The German labour market needs at least 260,000 immigrants every year in the medium- and long-term, according to a study published by the Bertelsmann Stiftung on Tuesday.
In light of an ageing society in Germany, the supply of labour – without migration – would shrink massively by around 16 million people, or almost one-third of the current population, by 2060.
Non-EU immigration is needed, since the amount of migration from other EU countries will decrease in the future, predicts the study.
Throughout the 28-member member bloc (27 when the U.K. leaves), economic strength and quality of life are expected to rise, meaning that the appeal of finding a job in Germany “is diminishing,” it stated.
As a result, immigration from non-European “third countries” is becoming increasingly important, wrote the study's authors.
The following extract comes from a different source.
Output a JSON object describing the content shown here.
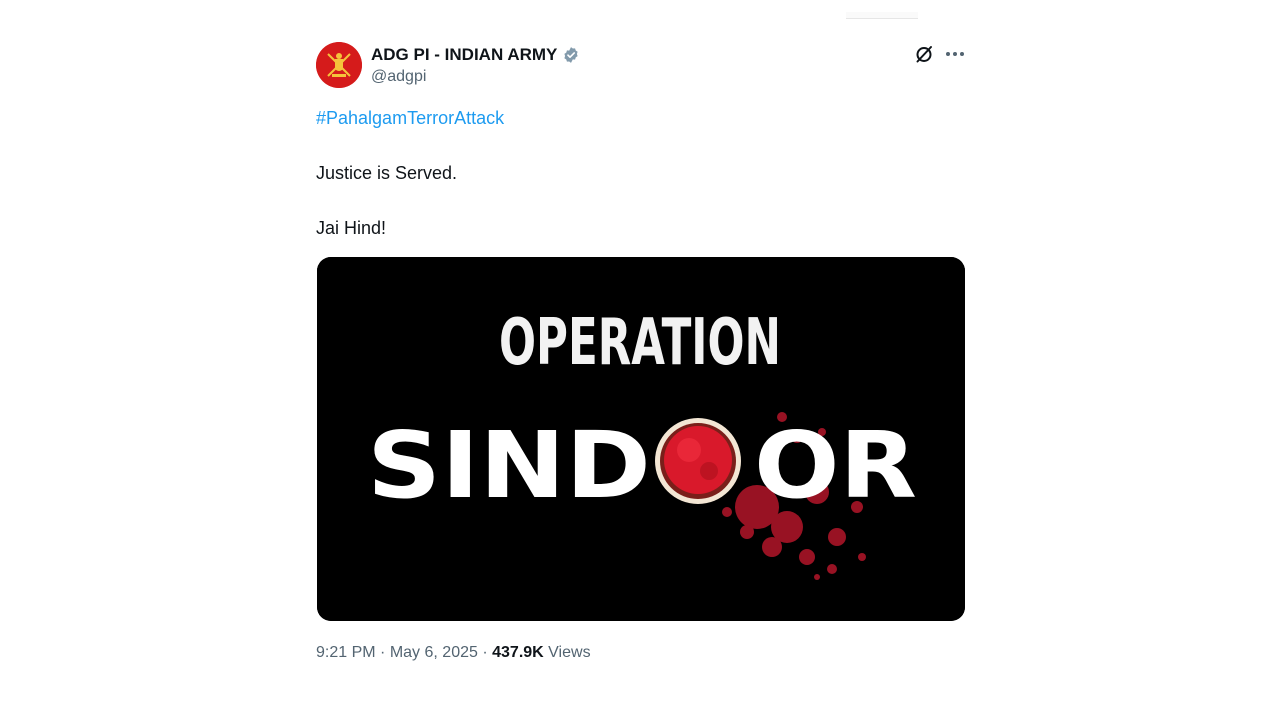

On an annual average, 114,000 new arrivals from other EU countries and 146,000 from third countries were needed to limit the demographic decline in the supply of labour to a “level acceptable to the economy,” the study stated.
Immigration from other EU countries has remained strong in recent years – with a total of around 250,000 people in 2017.
However, taking a predicted decline of EU migration into account, the German labour market will need almost 98,000 immigrants a year from non-EU countries by 2035, wrote the study.
Between 2036 and 2050, it will require almost 170,000 immigrants from third countries per year, and between 2051 and 2060, that number will rise to 200,000 immigrants needed per year.
On average, this amounts to 146,000 migrants who are needed from third countries every year between 2018 and 2060, predicted the study.